Reputation: 3611
I was trying to use csv.DictReader to parse UTF-8 data with special characters but I was getting the following error:
UnicodeEncodeError: 'ascii' codec can't encode character u'\xe3' in position 2: ordinal not in range(128)
I read online and found out that Python 2.7's csv library doesn't handle Unicode. I looked for an alternative library and found unicodecsv
.
I replaced csv with unicodecsv but I get the same error. Here's a simplified version of my code:
from io import StringIO
from unicodecsv import DictReader, Dialect, QUOTE_MINIMAL
data = (
'first_name,last_name,email\r'
'Elmer,Fudd,[email protected]\r'
'Jo\xc3\xa3o Ant\xc3\xb4nio,Ara\xc3\xbajo,[email protected]\r'
)
unicode_data = StringIO(unicode(data, 'utf-8-sig'), newline=None)
class CustomDialect(Dialect):
delimiter = ','
doublequote = True
escapechar = '\\'
lineterminator = '\r\n'
quotechar = '"'
quoting = QUOTE_MINIMAL
skipinitialspace = True
rows = DictReader(unicode_data, dialect=CustomDialect)
for row in rows:
print row
If I replace StringIO with BytesIO, the encoding works but I can't send the newlines
argument anymore and then I get:
Error: new-line character seen in unquoted field - do you need to open the file in universal-newline mode?

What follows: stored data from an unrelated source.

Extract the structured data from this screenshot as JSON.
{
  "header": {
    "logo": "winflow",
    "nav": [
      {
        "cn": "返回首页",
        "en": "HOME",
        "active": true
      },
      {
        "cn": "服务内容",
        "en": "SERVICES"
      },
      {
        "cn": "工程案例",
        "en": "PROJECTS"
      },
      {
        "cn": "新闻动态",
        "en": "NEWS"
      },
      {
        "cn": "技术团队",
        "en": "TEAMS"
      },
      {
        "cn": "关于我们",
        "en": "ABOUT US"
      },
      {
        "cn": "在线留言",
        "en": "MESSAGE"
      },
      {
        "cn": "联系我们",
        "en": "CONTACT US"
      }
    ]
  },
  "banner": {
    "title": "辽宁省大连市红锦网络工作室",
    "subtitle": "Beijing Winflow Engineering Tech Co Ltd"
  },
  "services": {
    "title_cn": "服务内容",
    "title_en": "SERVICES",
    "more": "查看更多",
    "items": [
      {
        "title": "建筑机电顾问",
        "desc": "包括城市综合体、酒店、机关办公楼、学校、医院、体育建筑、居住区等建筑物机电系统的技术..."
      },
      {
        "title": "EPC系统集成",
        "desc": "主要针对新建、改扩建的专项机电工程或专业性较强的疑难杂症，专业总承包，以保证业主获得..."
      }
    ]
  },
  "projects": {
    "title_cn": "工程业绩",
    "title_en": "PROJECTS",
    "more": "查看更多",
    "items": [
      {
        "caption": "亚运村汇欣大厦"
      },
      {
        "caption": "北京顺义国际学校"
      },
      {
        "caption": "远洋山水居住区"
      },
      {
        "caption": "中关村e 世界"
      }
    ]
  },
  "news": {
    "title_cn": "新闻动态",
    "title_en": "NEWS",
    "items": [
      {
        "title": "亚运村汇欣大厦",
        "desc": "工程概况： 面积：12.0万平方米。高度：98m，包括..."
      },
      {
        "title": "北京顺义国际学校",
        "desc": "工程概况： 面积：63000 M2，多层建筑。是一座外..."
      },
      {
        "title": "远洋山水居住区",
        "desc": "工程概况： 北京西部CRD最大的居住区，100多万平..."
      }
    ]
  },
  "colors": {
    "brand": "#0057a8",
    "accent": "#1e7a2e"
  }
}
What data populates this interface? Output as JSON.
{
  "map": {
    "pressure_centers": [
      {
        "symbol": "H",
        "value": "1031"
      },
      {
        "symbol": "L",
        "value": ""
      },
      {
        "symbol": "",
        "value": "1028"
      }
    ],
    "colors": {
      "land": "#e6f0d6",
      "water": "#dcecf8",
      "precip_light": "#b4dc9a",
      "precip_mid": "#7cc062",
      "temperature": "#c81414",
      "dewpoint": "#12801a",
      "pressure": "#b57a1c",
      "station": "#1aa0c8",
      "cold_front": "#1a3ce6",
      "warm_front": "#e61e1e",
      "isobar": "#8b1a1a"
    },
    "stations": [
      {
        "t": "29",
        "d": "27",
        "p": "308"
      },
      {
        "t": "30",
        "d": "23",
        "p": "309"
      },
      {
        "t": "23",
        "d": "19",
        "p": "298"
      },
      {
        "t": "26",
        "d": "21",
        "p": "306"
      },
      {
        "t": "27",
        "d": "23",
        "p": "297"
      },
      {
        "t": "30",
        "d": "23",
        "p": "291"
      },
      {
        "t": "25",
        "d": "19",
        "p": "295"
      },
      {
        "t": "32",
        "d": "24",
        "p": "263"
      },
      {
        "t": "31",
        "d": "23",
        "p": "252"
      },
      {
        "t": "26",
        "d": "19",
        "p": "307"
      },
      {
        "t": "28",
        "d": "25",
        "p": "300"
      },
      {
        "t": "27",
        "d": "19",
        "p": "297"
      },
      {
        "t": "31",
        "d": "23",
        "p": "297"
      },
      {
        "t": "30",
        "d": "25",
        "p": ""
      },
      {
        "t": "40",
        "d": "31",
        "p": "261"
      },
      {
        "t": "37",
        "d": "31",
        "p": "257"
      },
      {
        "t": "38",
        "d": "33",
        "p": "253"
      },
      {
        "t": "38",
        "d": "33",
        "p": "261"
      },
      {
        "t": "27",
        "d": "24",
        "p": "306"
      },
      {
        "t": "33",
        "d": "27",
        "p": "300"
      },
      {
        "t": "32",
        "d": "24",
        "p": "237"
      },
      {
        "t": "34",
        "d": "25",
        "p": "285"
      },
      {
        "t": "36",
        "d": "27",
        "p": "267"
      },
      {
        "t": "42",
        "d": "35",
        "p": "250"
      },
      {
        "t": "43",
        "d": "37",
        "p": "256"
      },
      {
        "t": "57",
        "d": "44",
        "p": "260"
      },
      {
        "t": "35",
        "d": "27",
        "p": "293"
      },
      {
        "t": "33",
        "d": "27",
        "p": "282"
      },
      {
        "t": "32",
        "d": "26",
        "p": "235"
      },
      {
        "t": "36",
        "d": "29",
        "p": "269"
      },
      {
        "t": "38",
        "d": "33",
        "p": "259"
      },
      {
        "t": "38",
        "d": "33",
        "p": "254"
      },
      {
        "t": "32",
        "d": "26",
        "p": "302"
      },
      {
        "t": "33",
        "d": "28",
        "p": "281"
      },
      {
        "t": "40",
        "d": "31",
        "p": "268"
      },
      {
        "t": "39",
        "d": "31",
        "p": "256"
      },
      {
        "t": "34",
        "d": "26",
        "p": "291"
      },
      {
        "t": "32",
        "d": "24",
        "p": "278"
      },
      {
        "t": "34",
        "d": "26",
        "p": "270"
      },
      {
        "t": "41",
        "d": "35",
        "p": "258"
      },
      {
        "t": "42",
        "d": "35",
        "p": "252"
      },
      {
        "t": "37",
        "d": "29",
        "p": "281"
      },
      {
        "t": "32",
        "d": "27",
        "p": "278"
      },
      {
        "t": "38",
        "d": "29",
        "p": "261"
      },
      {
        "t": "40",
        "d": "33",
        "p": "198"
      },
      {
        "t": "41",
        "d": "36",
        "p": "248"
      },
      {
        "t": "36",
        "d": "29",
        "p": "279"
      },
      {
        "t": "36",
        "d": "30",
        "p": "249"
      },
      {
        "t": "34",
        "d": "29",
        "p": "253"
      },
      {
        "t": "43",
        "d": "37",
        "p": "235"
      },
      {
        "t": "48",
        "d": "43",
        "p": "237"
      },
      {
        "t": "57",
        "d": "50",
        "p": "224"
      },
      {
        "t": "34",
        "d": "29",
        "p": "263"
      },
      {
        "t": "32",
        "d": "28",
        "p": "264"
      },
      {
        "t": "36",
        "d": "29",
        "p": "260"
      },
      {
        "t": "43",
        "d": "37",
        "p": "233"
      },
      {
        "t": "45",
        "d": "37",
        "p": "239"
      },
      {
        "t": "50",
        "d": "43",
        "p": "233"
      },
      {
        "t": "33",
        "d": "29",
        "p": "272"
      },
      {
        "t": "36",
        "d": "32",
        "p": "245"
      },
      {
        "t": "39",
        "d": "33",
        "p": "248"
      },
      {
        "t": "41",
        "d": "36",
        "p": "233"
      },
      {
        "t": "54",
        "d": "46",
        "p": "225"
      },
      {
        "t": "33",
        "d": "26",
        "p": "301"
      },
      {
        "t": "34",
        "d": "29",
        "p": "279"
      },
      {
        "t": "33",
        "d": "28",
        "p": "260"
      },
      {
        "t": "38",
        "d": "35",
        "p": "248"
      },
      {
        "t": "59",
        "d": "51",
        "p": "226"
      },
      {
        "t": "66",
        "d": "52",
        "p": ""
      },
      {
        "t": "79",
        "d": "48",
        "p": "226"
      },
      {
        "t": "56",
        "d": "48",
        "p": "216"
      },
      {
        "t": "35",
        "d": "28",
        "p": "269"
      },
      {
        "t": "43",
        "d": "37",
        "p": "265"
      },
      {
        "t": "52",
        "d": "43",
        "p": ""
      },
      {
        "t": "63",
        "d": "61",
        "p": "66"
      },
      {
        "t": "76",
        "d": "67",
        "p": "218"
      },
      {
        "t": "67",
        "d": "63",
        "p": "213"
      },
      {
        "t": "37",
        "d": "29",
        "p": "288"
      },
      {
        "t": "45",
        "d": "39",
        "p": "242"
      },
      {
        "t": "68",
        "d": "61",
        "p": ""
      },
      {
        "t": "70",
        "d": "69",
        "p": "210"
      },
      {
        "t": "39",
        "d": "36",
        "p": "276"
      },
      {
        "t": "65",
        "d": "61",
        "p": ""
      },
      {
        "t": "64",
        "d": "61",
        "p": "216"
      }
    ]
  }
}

Does anybody have any idea how I could solve this? Shouldn't unicodecsv be handling StringIO? Thanks
Upvotes: 1
Views: 750
Reputation: 3611
I opened an issue in the unicodecsv github page and it turns out (a bit counterintuitively imo) that the unicodecsv reader expects a bytestring and not a unicode object.
After taking some time to make this whole thing with Unicode and encodings clearer in my head, it turns out I didn't really need unicodecsv in the first place. After all, the initial problem is that io.StringIO
, when iterated with .next()
, was returning unicode objects to the csv.DictReader, which expected bytestrings. So if unicodecsv also expects bytestrings it obviously can't solve the problem.

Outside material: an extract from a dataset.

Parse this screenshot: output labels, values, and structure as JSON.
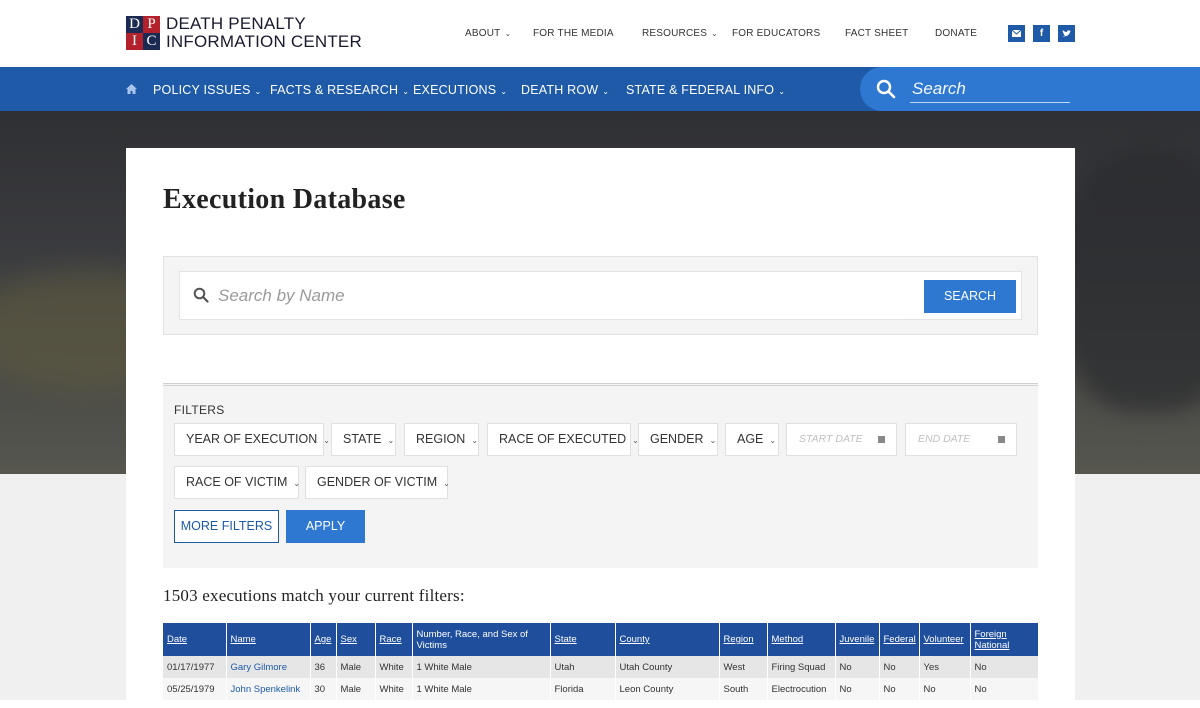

My solution was changing the file-like object I was passing to the csv.DictReader so that it returned properly encoded bytestrings instead of unicode objects:
class UTF8EncodedStringIO(StringIO):
def next(self):
return super(UTF8EncodedStringIO, self).next().encode('utf-8')
udata = UTF8EncodedStringIO(unicode(data, 'utf-8-sig'), newline=None)
By writing this simple wrapper around StringIO instead of using BytesIO I could solve the encoding problems and profit from the newline
argument. There's a bit of decoding/encoding overhead but I was out of alternatives. If somebody has a better suggestion, feel free to share.
Upvotes: 1